Headed to OB for the weekend in a couple weeks. Whats my best bet for fishing? I've done a ton of surf fishing on Dauphin island off the beach, but was curious if the peer is a better chance at catching fish near OB?

Thanks


----------



## pompanostradamus (Oct 17, 2007)

Depending on how you're geared up, I would plan to do both. The pier will offer the same species you can reach from the beach but you will get caught up in the beginning of cobia season so there could be crowds. Walking down to the beach from where you'll be in OB may be more convenient than driving to the pier in GS. Good luck.


----------



## PAWGhunter (Feb 3, 2010)

Definitely hit the pier while you are here! Its one of the nicest fishing piers I've personally ever seen and the people on the Gulf Shores pier are actually pretty friendly. Multiple bathrooms, cleaning stations, benches, water spickets every 50ft, shaded areas and great variety in fish to catch.
BTW...fishing the pier in Gulf Shores still requires a Alabama saltwater license.
Good luck and have fun


----------



## Chris V (Oct 18, 2007)

The surf bite has been awesome, but I would plan for the possibility of Spanish, kings, cobia, etc that may be biting when you get here


----------



## chadh (Dec 17, 2012)

Normally keep a double drop set up bottom rig set up on hand rigged to 10 foot rod with a Penn 550 ssg. Any recommendations on anything else to bring?
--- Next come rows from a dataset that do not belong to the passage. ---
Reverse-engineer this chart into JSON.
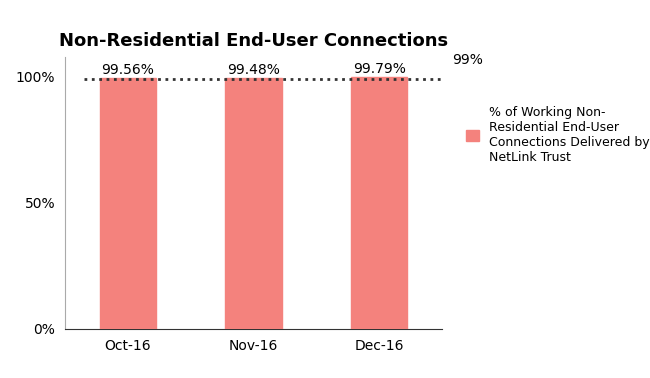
{
  "title": "Non-Residential End-User Connections",
  "categories": [
    "Oct-16",
    "Nov-16",
    "Dec-16"
  ],
  "values": [
    99.56,
    99.48,
    99.79
  ],
  "bar_color": "#F4827D",
  "bar_edge_color": "#F4827D",
  "bar_labels": [
    "99.56%",
    "99.48%",
    "99.79%"
  ],
  "yticks": [
    0,
    50,
    100
  ],
  "ytick_labels": [
    "0%",
    "50%",
    "100%"
  ],
  "ylim": [
    0,
    108
  ],
  "target_line_y": 99,
  "target_line_label": "99%",
  "target_line_color": "#333333",
  "legend_label": "% of Working Non-\nResidential End-User\nConnections Delivered by\nNetLink Trust",
  "legend_color": "#F4827D",
  "title_fontsize": 13,
  "axis_fontsize": 10,
  "label_fontsize": 10,
  "background_color": "#ffffff"
}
Thats the only rod/reel set up I currently have available since the rest are back home


----------



## Pier#r (Oct 2, 2007)

You could buy an inexpensive ($40) inshore setup (7' medium spin with 10-12# mono) that would be great for sheepshead or spanish (or whiting and pompano) from the pier.
And you could use it to throw jigs in the surf while waiting for a bite on your long pole.

Perdido Pass jetties offer some good options too on sheepshead, redfish, pompano and (soon) spanish.


----------